The CDC today issued two new reports that peek into the sleep habits of U.S. adults.

The first report comes from 19,589 adults in four states -- Delaware, Hawaii, New York, and Rhode Island -- who took part in 2006 telephone survey.

They were asked how often, during the previous 30 days, they felt they had gotten enough rest or sleep. Here are the results:


  • 10 percent said they didn't get enough sleep or rest in any of the previous 30 days.

  • About 30 percent said they got enough sleep or rest every day during the previous 30 days.


Adults aged 55 and younger and people who say they were unable to work were particularly likely to report not getting enough sleep.

Participants weren't asked how much sleep or rest they got -- just whether they felt that they got "enough" rest or sleep. The findings might not apply to the rest of the country.


Sleep Shortfall

More Americans are skimping on sleep than in the past, according to the CDC's second set of sleep statistics.

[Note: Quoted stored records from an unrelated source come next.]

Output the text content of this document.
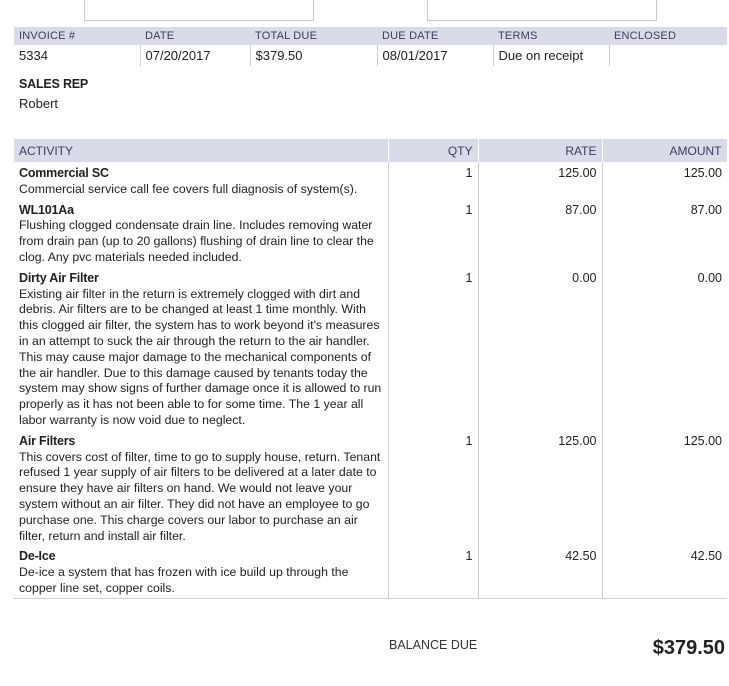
INVOICE #	DATE	TOTAL DUE	DUE DATE	TERMS	ENCLOSED
5334	07/20/2017	$379.50	08/01/2017	Due on receipt	
SALES REP
Robert
ACTIVITY	QTY	RATE	AMOUNT

Commercial SC
Commercial service call fee covers full diagnosis of system(s).	1	125.00	125.00

WL101Aa
Flushing clogged condensate drain line. Includes removing water from drain pan (up to 20 gallons) flushing of drain line to clear the clog. Any pvc materials needed included.	1	87.00	87.00

Dirty Air Filter
Existing air filter in the return is extremely clogged with dirt and debris. Air filters are to be changed at least 1 time monthly. With this clogged air filter, the system has to work beyond it's measures in an attempt to suck the air through the return to the air handler. This may cause major damage to the mechanical components of the air handler. Due to this damage caused by tenants today the system may show signs of further damage once it is allowed to run properly as it has not been able to for some time. The 1 year all labor warranty is now void due to neglect.	1	0.00	0.00

Air Filters
This covers cost of filter, time to go to supply house, return. Tenant refused 1 year supply of air filters to be delivered at a later date to ensure they have air filters on hand. We would not leave your system without an air filter. They did not have an employee to go purchase one. This charge covers our labor to purchase an air filter, return and install air filter.	1	125.00	125.00

De-Ice
De-ice a system that has frozen with ice build up through the copper line set, copper coils.	1	42.50	42.50
BALANCE DUE	$379.50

In a then-and-now comparison, the CDC charted the percentage of U.S. adults in 1985 and 2006 who report getting no more than six hours of sleep during a typical 24-hour period.

The bottom line: Getting up to six hours of sleep was more common in 2006 than in 1985. That pattern held for all age groups and was strongest for people aged 30-64.

Both studies appear in the Feb. 29 edition of the CDC's Morbidity and Mortality Weekly Report.

The studies don't show why people are sleeping less. It could be because of sleep disorders, other conditions, or lifestyle factors, including staying up late to surf the Internet or watch TV.


Sleep Tips

The CDC notes that, according to the National Sleep Foundation, most adults need seven to nine hours of nightly sleep to feel fully rested, and kids need more sleep. An estimated 50-70 million people in the U.S. have chronic sleep and wakefulness disorders, according to background information in the CDC's report.

If you're one of the many people who are short on sleep, here are the CDC's tips:


  • Stick to a regular sleep schedule.

  • Sleep in a dark, well-ventilated space at a comfortable temperature.

  • Avoid stimulating activities within two hours of bedtime.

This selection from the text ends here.